Die Beklagte hat auch zu Recht die erneute Bewilligung einer Verletztenrente auf den Antrag des Klägers vom 17. Mai 2019 hin abgelehnt. Ein solcher Anspruch kann nach § 56 Abs. 1 Satz 1 SGB VII nur bestehen, wenn die Folgen des Versicherungsfalls - hier des Arbeitsunfalls - zu dauerhaften funktionellen Einbußen führen, die auf den allgemeinen Arbeitsmarkt die Erwerbsfähigkeit eines Versicherten um wenigstens 20 vH mindern (MdE). Ein Rentenanspruch mit einer niedrigeren MdE von mindestens 10 vH nach § 56 Abs. 1 Sätze 2 bis 4 SGB VII scheidet im Falle des Klägers aus, da keine stützenden anderen Versicherungs- oder Entschädigungsfälle vorgetragen oder ersichtlich sind. Die bei dem Kläger zu Recht anerkannten Unfallfolgen - Platzwunde und Prellung der Schulter - sind kurz nach dem Unfall ausgeheilt. Die zu Unrecht anerkannten Folgen scheiden nach der Entscheidung der Beklagten nach § 48 Abs. 3 SGB X als Grundlage eines Rentenspruchs aus. Und weitere Unfallfolgen, die ihrerseits zu einer MdE von wenigstens 20 vH führen können, liegen ebenfalls nicht vor. Dies gilt insbesondere für die psychischen Beeinträchtigungen, die S2 in seinem Attest vom 19. Mai 2020 beschrieben hat. Es ist ersichtlich, dass ein so geringfügiges Trauma wie der Unfall des Klägers am 3. September 2010 nicht die wesentliche Ursache einer depressiven Erkrankung (F32.-, F33.- ICD-10 GM) sein kann, die erstmals zehn Jahre später diagnostiziert wird.

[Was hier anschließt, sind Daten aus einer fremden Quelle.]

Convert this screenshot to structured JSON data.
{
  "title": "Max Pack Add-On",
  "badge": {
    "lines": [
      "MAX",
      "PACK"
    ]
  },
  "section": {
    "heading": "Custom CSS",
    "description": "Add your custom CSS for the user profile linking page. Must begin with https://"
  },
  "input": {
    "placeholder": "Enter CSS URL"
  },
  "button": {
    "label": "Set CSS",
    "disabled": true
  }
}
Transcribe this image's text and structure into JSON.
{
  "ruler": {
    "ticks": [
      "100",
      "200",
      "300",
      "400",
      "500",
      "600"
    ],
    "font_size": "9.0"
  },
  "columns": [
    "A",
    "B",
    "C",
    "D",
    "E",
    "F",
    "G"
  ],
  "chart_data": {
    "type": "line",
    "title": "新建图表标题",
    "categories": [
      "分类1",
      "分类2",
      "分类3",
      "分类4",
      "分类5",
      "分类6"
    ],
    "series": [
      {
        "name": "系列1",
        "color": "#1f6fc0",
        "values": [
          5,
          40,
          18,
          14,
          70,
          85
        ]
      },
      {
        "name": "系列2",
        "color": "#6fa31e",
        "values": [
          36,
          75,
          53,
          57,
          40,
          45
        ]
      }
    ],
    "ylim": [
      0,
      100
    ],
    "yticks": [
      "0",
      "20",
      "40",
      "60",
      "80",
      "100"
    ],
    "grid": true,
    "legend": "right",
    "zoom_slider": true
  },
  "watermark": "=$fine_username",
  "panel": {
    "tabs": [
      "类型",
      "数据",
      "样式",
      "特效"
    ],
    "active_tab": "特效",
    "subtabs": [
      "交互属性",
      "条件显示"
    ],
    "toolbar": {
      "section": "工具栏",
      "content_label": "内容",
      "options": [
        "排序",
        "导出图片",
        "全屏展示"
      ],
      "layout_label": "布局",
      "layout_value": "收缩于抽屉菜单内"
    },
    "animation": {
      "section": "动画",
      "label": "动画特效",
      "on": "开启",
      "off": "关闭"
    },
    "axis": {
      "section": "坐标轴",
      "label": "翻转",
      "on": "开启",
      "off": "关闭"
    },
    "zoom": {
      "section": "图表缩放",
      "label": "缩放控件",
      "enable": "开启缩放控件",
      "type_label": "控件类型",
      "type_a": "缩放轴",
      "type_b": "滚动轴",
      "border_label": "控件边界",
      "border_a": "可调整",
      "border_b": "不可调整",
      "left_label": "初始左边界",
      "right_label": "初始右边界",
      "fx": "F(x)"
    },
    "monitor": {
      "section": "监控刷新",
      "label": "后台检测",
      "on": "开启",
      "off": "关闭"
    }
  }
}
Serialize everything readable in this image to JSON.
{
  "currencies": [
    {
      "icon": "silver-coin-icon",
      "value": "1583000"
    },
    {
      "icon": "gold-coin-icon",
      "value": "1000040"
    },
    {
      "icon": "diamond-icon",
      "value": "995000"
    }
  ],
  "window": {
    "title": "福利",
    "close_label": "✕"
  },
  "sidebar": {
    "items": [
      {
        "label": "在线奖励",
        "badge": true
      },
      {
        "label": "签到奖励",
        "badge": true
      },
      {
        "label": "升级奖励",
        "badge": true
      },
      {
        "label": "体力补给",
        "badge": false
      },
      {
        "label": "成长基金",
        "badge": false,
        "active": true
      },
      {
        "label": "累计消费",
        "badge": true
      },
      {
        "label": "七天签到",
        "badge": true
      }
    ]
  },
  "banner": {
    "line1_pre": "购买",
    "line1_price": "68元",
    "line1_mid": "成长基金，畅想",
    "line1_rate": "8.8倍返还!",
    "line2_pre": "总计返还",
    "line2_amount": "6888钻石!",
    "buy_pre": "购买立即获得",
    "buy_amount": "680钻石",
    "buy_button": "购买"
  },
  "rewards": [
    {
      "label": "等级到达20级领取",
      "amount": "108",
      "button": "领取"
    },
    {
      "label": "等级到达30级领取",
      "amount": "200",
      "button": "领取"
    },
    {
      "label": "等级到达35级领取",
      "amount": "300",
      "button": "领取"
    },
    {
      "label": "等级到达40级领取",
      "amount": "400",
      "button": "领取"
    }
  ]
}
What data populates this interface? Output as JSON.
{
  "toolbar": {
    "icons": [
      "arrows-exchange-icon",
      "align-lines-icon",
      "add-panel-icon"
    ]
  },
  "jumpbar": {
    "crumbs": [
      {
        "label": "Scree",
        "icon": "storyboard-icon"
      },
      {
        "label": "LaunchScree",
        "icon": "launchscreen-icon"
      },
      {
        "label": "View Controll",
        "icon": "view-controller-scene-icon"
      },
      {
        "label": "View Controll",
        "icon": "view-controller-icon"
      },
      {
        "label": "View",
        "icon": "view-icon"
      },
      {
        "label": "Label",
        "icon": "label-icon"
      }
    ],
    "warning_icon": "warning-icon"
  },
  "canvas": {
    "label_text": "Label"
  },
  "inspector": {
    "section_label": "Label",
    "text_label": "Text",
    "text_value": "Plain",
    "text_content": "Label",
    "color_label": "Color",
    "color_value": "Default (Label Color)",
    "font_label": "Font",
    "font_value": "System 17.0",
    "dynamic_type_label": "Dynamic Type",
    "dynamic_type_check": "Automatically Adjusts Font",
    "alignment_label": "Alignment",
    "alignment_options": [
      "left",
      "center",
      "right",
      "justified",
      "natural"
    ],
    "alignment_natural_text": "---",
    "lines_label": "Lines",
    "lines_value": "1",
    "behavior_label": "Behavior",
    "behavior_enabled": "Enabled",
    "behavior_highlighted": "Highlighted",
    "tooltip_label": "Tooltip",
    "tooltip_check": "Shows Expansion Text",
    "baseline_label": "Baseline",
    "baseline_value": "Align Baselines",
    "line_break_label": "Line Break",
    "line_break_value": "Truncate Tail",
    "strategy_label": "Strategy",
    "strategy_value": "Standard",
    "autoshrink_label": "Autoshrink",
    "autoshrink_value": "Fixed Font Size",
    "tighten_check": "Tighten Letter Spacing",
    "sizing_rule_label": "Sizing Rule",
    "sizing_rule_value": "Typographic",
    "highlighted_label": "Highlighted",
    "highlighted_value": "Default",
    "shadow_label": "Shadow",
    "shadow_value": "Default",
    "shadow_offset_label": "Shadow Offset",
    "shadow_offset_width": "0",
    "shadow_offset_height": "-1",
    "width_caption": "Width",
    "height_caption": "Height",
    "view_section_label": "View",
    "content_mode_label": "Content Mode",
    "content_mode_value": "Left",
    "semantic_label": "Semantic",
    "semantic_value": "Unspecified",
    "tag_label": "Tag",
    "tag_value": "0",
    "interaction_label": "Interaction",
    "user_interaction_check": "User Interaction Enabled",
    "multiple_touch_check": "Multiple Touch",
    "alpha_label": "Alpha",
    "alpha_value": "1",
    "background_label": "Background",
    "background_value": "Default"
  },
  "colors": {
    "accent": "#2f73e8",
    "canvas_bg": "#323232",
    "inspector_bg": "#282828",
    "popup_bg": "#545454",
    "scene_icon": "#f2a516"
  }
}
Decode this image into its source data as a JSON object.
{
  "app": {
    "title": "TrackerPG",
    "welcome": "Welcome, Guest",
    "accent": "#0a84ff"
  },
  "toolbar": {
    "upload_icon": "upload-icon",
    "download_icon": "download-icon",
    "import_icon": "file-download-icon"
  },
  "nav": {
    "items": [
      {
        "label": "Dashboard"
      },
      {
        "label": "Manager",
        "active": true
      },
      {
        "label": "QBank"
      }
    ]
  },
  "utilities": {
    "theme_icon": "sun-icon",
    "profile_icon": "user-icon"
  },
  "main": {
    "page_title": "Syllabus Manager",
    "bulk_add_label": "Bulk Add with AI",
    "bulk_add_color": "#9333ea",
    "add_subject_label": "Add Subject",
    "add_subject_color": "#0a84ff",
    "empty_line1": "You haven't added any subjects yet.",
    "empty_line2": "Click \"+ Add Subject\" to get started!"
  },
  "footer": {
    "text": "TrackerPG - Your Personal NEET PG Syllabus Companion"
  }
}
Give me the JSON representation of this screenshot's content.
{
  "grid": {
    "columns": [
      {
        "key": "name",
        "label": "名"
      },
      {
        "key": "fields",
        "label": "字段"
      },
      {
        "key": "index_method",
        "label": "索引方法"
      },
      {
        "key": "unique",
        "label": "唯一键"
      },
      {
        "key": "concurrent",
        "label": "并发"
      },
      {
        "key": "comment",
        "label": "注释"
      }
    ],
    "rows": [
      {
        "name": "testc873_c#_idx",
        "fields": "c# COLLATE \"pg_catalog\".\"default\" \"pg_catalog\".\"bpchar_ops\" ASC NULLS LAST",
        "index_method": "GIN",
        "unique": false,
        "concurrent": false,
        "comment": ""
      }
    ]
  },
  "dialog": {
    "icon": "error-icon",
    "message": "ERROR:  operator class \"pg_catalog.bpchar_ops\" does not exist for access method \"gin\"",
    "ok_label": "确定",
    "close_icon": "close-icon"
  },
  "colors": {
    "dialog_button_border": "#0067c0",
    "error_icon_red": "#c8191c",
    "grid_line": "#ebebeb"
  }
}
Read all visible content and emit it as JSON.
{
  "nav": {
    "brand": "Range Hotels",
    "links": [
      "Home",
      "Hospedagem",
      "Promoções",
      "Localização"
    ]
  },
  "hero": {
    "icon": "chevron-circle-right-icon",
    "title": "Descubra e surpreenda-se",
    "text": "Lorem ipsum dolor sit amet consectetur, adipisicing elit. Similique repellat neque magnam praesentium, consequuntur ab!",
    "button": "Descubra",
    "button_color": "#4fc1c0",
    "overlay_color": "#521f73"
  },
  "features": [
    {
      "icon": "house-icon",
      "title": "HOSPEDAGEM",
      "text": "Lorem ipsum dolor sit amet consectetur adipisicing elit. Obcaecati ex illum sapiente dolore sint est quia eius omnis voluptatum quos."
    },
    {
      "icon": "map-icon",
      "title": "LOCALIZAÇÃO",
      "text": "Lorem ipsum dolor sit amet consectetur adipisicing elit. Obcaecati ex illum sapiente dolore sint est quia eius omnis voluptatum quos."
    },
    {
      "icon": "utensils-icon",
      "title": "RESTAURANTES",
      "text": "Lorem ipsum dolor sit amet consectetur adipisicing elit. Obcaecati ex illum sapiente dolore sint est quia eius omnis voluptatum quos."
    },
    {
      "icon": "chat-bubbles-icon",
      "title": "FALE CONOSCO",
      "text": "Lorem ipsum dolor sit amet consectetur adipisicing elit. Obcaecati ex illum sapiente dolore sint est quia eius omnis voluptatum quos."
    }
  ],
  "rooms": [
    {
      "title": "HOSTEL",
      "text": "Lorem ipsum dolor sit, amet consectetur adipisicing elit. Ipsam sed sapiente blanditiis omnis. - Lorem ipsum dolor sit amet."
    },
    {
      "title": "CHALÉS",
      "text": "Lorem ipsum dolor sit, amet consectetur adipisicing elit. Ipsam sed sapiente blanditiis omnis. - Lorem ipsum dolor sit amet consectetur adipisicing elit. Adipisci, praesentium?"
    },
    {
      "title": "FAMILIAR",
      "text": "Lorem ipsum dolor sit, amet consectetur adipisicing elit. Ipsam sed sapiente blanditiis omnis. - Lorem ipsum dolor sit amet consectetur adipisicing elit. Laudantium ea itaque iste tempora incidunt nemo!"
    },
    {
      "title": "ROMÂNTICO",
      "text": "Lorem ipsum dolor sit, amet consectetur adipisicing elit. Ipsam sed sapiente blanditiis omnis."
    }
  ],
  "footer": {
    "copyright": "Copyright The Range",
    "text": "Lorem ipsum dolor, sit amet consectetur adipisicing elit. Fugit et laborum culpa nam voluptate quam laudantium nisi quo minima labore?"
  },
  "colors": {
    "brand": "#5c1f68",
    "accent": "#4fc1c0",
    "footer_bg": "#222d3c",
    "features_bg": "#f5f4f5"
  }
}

Die Entscheidung über die Kosten des Berufungsverfahrens beruht auf § 193 Abs. 1 SGG. Der - geringfügige und alsbald geheilte - Fehler im Vorverfahren zwingt auch nicht dazu, der Beklagten nach § 63 Abs. 1 Satz 2 SGB X Kosten des Vorverfahrens aufzuerlegen.

Gründe für eine Zulassung der Revision (§ 160 Abs. 2 SGG) liegen nicht vor.